The CDC cross-tabulation tool allows us to examine patterns and trends common among U.S. respondents from West Virginia and then extrapolate the results to the general population, i.e., the entire U.S. population. An exciting question during this tool was chosen as a test of the COVID-19 pandemic as a stressor causing increased desire to smoke among people of different income levels (CDC, n.d.). Research supports the stressor nature of the COVID-19 pandemic, caused by extensive social and physical restrictions on the usual comforts of life (Livana et al., 2020). Meanwhile, studies also show that people resort to smoking when they are under severe stress (Cho et al., 2020). Consequently, it is logical to assume that many people started smoking more frequently during the lockdown because they were experiencing more regular stress. In this case, the use of the income variable is an additional facet of the hypothesis described, allowing us to evaluate whether there is any divergence in trends between the rich and the poor. To begin with, one needs to examine patterns that are fair for 2019:
For 2019, statistical significance (p <.05) was confirmed, meaning that there were indeed differences in smoking frequency between groups of people with different incomes. For example, people with incomes over $50,000 were likelier to have never smoked or quit, while respondents in the two groups with incomes under $15,000 and between $15,000 and $25,000 were more likely to smoke daily or on some days. If one looks at the 2020 data, which is also statistically significant, one finds that the percentage of affluent people who started smoking every day has increased, but so has the percentage of people who quit. In addition, the percentage of poor people who smoke frequently has also decreased. In other words, the data cannot support the hypothesis, but it was clear from the data that wealthier people were significantly more likely to say they had never smoked than people from less affluent households, so one can assume that economic status is a predictor of smoking initiation.

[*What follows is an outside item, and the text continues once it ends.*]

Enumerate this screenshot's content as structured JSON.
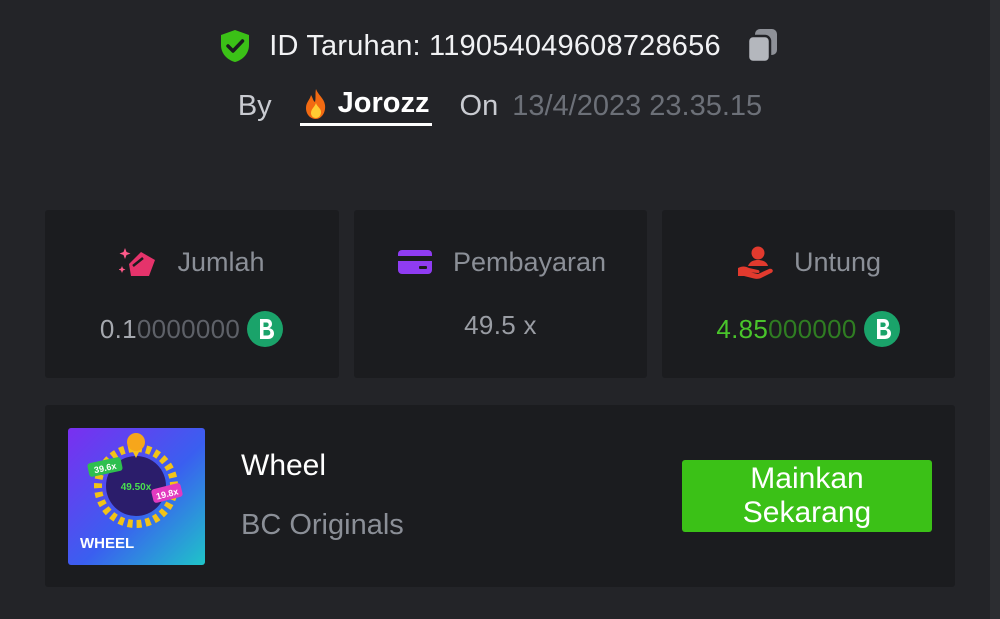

Based on the findings collected, changes in social well-being practices and organizational culture can be influenced. First, using cross-tabulation, it was found that during the COVID-19 pandemic, West Virginia residents did not become more likely to smoke in the universal sense: the wealthy did become more likely to smoke, while poor residents became less likely to smoke or gave up smoking altogether. This data may confirm the economic and psychological burden of the pandemic. An increase in frequent smokers may indicate stress for wealthy people, who almost certainly own businesses or hold highly skilled jobs. Hence, mental wellness programs and training in mindfulness and stress-resistance practices are needed for these people. In contrast, a drop in the number of frequent smokers among poor residents may be evidence of the need to save money in an uncertain environment — people may have given up cigarettes to save money when prices began to rise substantially. In this sense, improved organizational practices could be realized by allocating commercial or government material support for low-income people who are forced to save money. Finally, people in the affluent economic classes in 2020 were more likely to claim to be former smokers, which means they may have quit for reasons related to social constraints. One should not rule out the possibility that being forced to stay at home and take care of their lives rather than work has prompted people to pay more attention to their health.

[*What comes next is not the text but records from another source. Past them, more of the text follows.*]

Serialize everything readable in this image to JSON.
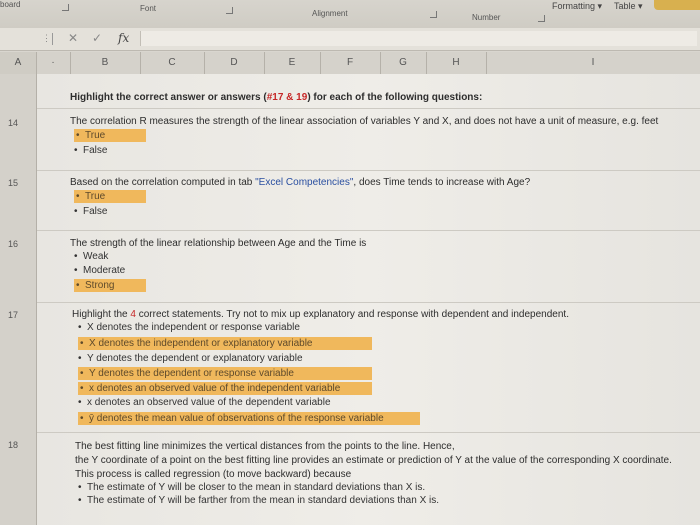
{
  "ribbon": {
    "clipboard": "board",
    "font": "Font",
    "alignment": "Alignment",
    "number": "Number",
    "formatting": "Formatting",
    "table": "Table"
  },
  "formula_bar": {
    "fx": "fx",
    "cancel_symbol": "✕",
    "enter_symbol": "✓",
    "value": ""
  },
  "columns": [
    "A",
    "B",
    "C",
    "D",
    "E",
    "F",
    "G",
    "H",
    "I"
  ],
  "header": {
    "prefix": "Highlight the correct answer or answers (",
    "ref": "#17 & 19",
    "suffix": ") for each of the following questions:"
  },
  "questions": [
    {
      "row": "14",
      "text": "The correlation R measures the strength of the linear association of variables Y and X, and does not have a unit of measure, e.g. feet",
      "options": [
        {
          "label": "True",
          "highlighted": true
        },
        {
          "label": "False",
          "highlighted": false
        }
      ]
    },
    {
      "row": "15",
      "text_a": "Based on the correlation computed in tab ",
      "text_link": "\"Excel Competencies\"",
      "text_b": ", does Time tends to increase with Age?",
      "options": [
        {
          "label": "True",
          "highlighted": true
        },
        {
          "label": "False",
          "highlighted": false
        }
      ]
    },
    {
      "row": "16",
      "text": "The strength of the linear relationship between Age and the Time is",
      "options": [
        {
          "label": "Weak",
          "highlighted": false
        },
        {
          "label": "Moderate",
          "highlighted": false
        },
        {
          "label": "Strong",
          "highlighted": true
        }
      ]
    },
    {
      "row": "17",
      "text_a": "Highlight the ",
      "text_num": "4",
      "text_b": " correct statements. Try not to mix up explanatory and response with dependent and independent.",
      "options": [
        {
          "label": "X denotes the independent or response variable",
          "highlighted": false
        },
        {
          "label": "X denotes the independent or explanatory variable",
          "highlighted": true
        },
        {
          "label": "Y denotes the dependent or explanatory variable",
          "highlighted": false
        },
        {
          "label": "Y denotes the dependent or response variable",
          "highlighted": true
        },
        {
          "label": "x denotes an observed value of the independent variable",
          "highlighted": true
        },
        {
          "label": "x denotes an observed value of the dependent variable",
          "highlighted": false
        },
        {
          "label": "ȳ denotes the mean value of observations of the response variable",
          "highlighted": true
        }
      ]
    },
    {
      "row": "18",
      "lines": [
        "The best fitting line minimizes the vertical distances from the points to the line. Hence,",
        "the Y coordinate of a point on the best fitting line provides an estimate or prediction of Y at the value of the corresponding X coordinate.",
        "This process is called regression (to move backward) because"
      ],
      "options": [
        {
          "label": "The estimate of Y will be closer to the mean in standard deviations than X is.",
          "highlighted": false
        },
        {
          "label": "The estimate of Y will be farther from the mean in standard deviations than X is.",
          "highlighted": false
        }
      ]
    }
  ],
  "colors": {
    "highlight": "#f0b85c",
    "accent_red": "#c62828",
    "link_blue": "#2a4fa0"
  }
}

Dissemination of findings can be accomplished by publishing statistics in print and virtual newspapers and magazines and through social ads that teach mindfulness practices to viewers. Consequently, partner groups are primarily the media, community organizations, and hospitals. A press release should be issued and sent out to interested groups so they can publicize the news. The plan is that more people will be able to understand the enormity of the pandemic and how it non-universally affects diverse groups of residents. Increased discussion of these topics could encourage governments and organizations to consider supplying material support for low-income residents and mental training for the affluent.
References
CDC. (n.d.). Cross tabulation. CDC.
Cho, H. Y., Chun, S., & Choi, Y. (2020). The paradox of smoking & perceived stress: Do graphic health warnings influence smokers under high stress in adverse ways.Health Communication, 35(11), 1368-1375.
Livana, P. H., Mubin, M. F., & Basthomi, Y. (2020). ” Learning task” attributable to students’ stress during the pandemic Covid-19. Jurnal Ilmu Keperawatan Jiwa, 3(2), 203-208. Web.